La tension politique a une fois encore éclaté au grand jour ce dimanche au Camp Luka, où les forces de l’ordre ont procédé à la dispersion musclée d’une manifestation organisée par le parti Envol. Cette intervention policière, marquée par l’utilisation de gaz lacrymogènes et de tirs à balles réelles, n’a pourtant pas suffi à étouffer le message porté par les militants de l’opposant Delly Sessanga, déterminés à rappeler au président Félix Tshisekedi la finitude de son mandat.
Au cœur de cette matinée politique mouvementée, Merdi Mazengo, président sectionnaire d’Envol au Camp Luka, venait tout juste de recouvrer la liberté après près d’une année de détention à la prison de Makala. Son retour dans son fief de la commune de Ngaliema prenait des allures de symbole politique fort, transformant cette simple manifestation en véritable acte de résistance.
« Comme vous le savez, j’étais ici tous les jours pour dénoncer le changement de la constitution », a déclaré Mazengo devant une foule acquise à sa cause, avant que les forces de l’ordre n’interviennent. Le leader politique n’a pas mâché ses mots, qualifiant de potentielle « destruction du pays » toute tentative de modification constitutionnelle visant à permettre un troisième mandat présidentiel. Son message, d’une clarté cristalline, s’adressait directement au chef de l’État : « Que le vieux jaloux [Samuel Mbemba, ministre des droits humains] aille dire à Félix Tshisekedi qu’il lui reste 1130 jours au pouvoir ».
Cette comptabilité précise des jours restants au président actuel n’est pas anodine. Elle s’inscrit dans une stratégie plus large de l’opposition visant à marquer le temps politique et à rappeler inlassablement l’échéance électorale. Le choix du chiffre – 1130 jours – fonctionne comme un rappel constant de la temporalité démocratique, une épée de Damoclès suspendue au-dessus du pouvoir en place.
Derrière les revendications chiffrées se cachent des demandes plus concrètes, soigneusement calibrées pour résonner auprès de la population. Mazengo a ainsi appelé le pouvoir à « profiter de ces jours pour réhabiliter les routes, d’électrifier Camp Luka, d’instaurer la paix dans l’est ». Une manière habile de lier le compte à rebours présidentiel aux attentes légitimes des citoyens en matière de développement et de sécurité.

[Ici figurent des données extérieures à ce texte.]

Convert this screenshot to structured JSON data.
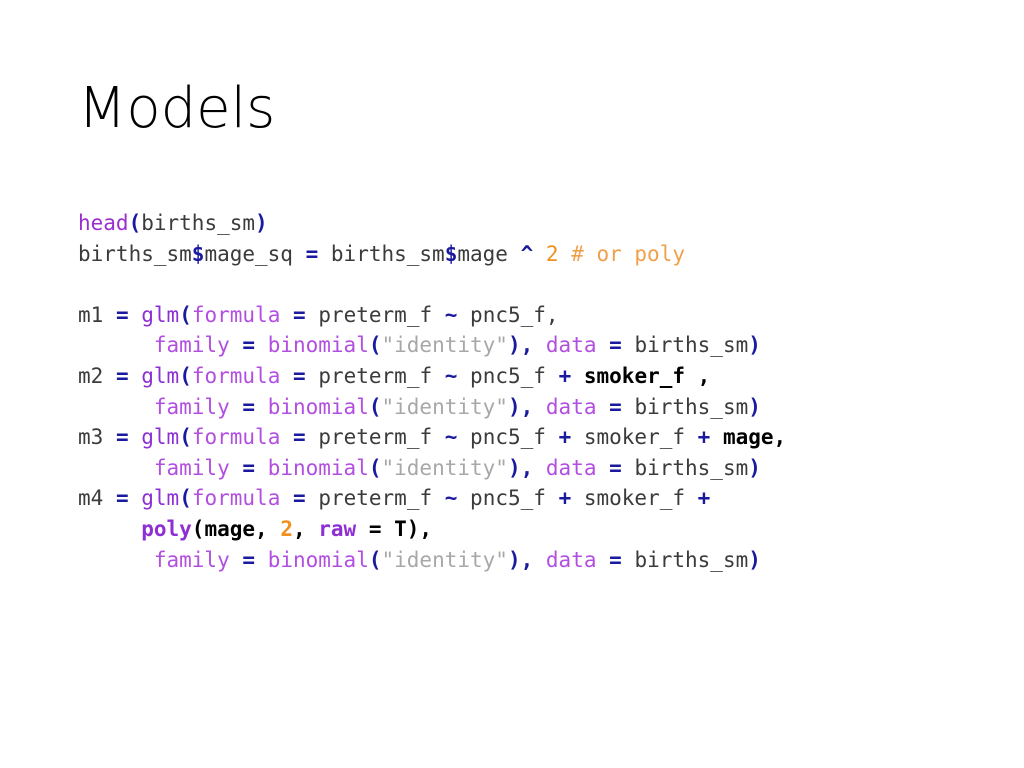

La réaction des forces de l’ordre, intervenue au moment même où Mazengo prenait la parole, selon le témoignage du secrétaire général d’Envol Rodrigue Ramazani, ne fait qu’ajouter une couche supplémentaire à la complexité politique de cette affaire. Avec deux blessés recensés, cette intervention policière soulève des questions fondamentales sur la gestion des manifestations politiques et le respect des droits humains.
Le parti Envol ne s’y est pas trompé, pointant directement du doigt le ministre des droits humains Samuel Mbemba, accusé d’être « derrière cette attaque ». Cette accusation, si elle reste à être vérifiée, n’en demeure pas moins lourde de conséquences pour un gouvernement qui se veut garant des libertés fondamentales. Le ministre se retrouve ainsi placé dans une position délicate, devant concilier son portefeuille ministériel avec les accusations portées contre lui.
La libération récente de Merdi Mazengo et son retour immédiat sur la scène politique interrogent également sur les stratégies du pouvoir face à l’opposition. Fallait-il libérer un opposant pour mieux réprimer sa première prise de parole publique ? Cette apparente contradiction dans le traitement des dissidents politiques révèle-t-elle des divisions au sein de l’appareil d’État ? Autant de questions qui restent en suspens, mais qui trahissent les tensions sous-jacentes qui traversent le paysage politique congolais.
Au-delà de l’événement ponctuel, cette manifestation du Camp Luka et sa répression violente s’inscrivent dans un contexte plus large de crispation politique autour de la question constitutionnelle. Le spectre d’un changement de la constitution plane comme une menace sur l’équilibre institutionnel du pays, tandis que l’opposition se structure autour de ce thème fédérateur.
La capacité du pouvoir à gérer ces manifestations de dissidence, tout en préservant les apparences démocratiques, sera déterminante pour la suite du mandat présidentiel. Les 1130 jours évoqués par Mazengo représentent autant d’occasions de confrontation ou de dialogue, selon la volonté politique des différents acteurs. La balle est désormais dans le camp du président Tshisekedi, qui devra choisir entre la répression systématique et l’ouverture démocratique.